Una vez, decía ella, el Barón de Araraquara cabalgaba por las cercanías de Pirassununga, donde iba a encontrarse con don Antonio, cuando distinguió en la
lejanía una sonora voz que entonaba dicho himno. Volviéndose hacia el capataz
que le seguía comentó:
— Sólo puede ser Totó (así se lo llamaba familiarmente a D. Antonio). ¡No hay otro hombre en esta región que cante de
noche, en un lugar como éste, la Salve en latín!
La muerte del corderito
Sería un error imaginar que la admiración de la joven Lucilia por los lados enérgicos de su padre, incluso cuando eran aplicados a su propia educación, era menor que la tributada por ella a otras cualidades. Así, narraba, hasta avanzada edad, lo que ocurrió después de recibir como regalo de su padre un hermoso corderito.
Lo lavó, lo secó y lo adornó con unos lindos lazos. Lo trató con todo cariño, hasta el día en que un respetuoso esclavo le hace una confidencia:
— Sinhá (señora) pequeña, quería decirle una cosa para que se prepare. Sinhó su padre va a mandar matar el corderito mañana. Sólo quería avisarle.
Ella dijo entonces:
— ¡No es posible! Me estás mintiendo. ¡Papá no haría una barbaridad de ésas!
Sonriendo el esclavo, le respondió:
— Sinhá pequeña, es lo que va a suceder.
Sin perder un minuto, ella sale corriendo hacia el despacho de su padre, y le dice bañada en lágrimas:
— ¡Papá!, ¿vas a mandar matar el corderito? ¿Es verdad que ya has dado la orden? ¿Será posible?
— Hija mía, es verdad.
— Pero, ¿por qué? Es tan bueno, tan bonito, lo quiero tanto…
— Lucilia, deja de ser ingenua. Hay que enfrentar las cosas como son. Te hará bien, para que pierdas ese sentimentalismo. Sentimiento, sí; sentimentalismo, no.

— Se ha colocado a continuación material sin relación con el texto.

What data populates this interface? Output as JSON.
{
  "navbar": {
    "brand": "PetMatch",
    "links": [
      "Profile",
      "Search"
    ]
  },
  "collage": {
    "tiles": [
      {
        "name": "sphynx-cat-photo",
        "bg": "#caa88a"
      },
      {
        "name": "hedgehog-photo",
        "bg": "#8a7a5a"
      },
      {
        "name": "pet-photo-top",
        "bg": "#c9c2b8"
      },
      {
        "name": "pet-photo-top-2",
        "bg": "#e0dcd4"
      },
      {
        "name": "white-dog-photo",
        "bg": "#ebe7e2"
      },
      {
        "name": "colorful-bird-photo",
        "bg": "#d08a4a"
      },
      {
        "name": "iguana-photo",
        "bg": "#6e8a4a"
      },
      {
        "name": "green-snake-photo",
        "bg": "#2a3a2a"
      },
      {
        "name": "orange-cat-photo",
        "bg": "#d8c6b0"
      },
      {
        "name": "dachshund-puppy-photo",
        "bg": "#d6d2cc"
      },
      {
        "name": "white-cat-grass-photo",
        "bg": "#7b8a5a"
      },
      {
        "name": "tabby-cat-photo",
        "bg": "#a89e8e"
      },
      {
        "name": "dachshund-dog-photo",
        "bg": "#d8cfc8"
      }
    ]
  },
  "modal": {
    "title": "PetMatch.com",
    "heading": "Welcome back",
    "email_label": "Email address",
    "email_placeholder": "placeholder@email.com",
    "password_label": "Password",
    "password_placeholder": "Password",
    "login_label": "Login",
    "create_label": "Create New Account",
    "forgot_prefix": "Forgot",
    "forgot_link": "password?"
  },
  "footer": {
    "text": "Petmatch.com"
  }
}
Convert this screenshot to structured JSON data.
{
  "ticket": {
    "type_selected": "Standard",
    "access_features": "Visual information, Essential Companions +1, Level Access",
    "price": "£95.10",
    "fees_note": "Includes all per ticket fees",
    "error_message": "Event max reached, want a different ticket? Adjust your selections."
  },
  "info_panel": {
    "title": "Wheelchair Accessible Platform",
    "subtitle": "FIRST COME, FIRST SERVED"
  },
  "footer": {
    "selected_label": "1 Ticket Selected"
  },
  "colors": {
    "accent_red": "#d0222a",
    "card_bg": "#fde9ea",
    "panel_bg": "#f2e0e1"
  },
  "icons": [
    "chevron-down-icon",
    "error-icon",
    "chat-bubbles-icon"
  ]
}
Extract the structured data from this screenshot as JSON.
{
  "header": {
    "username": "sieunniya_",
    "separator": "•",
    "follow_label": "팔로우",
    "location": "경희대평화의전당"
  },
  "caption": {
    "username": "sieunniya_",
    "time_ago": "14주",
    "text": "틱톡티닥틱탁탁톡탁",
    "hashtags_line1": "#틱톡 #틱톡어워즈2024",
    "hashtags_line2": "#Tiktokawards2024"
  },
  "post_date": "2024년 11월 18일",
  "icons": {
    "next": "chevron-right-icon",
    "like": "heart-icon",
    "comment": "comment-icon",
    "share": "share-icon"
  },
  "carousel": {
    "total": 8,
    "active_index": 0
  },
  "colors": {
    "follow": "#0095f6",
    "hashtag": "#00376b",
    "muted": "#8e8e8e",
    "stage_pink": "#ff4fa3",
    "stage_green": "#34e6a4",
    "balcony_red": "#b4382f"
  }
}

Fue irreductible. Y, al día siguiente, el corderito hizo parte del menú.
Doña Lucilia siempre mencionará el hecho como una prueba de la bondad de su padre, quien usó un remedio duro, venciendo su propio afecto paterno, a fin de curar la incipiente tendencia hacia el sentimentalismo de una niña de aquellos tiempos románticos.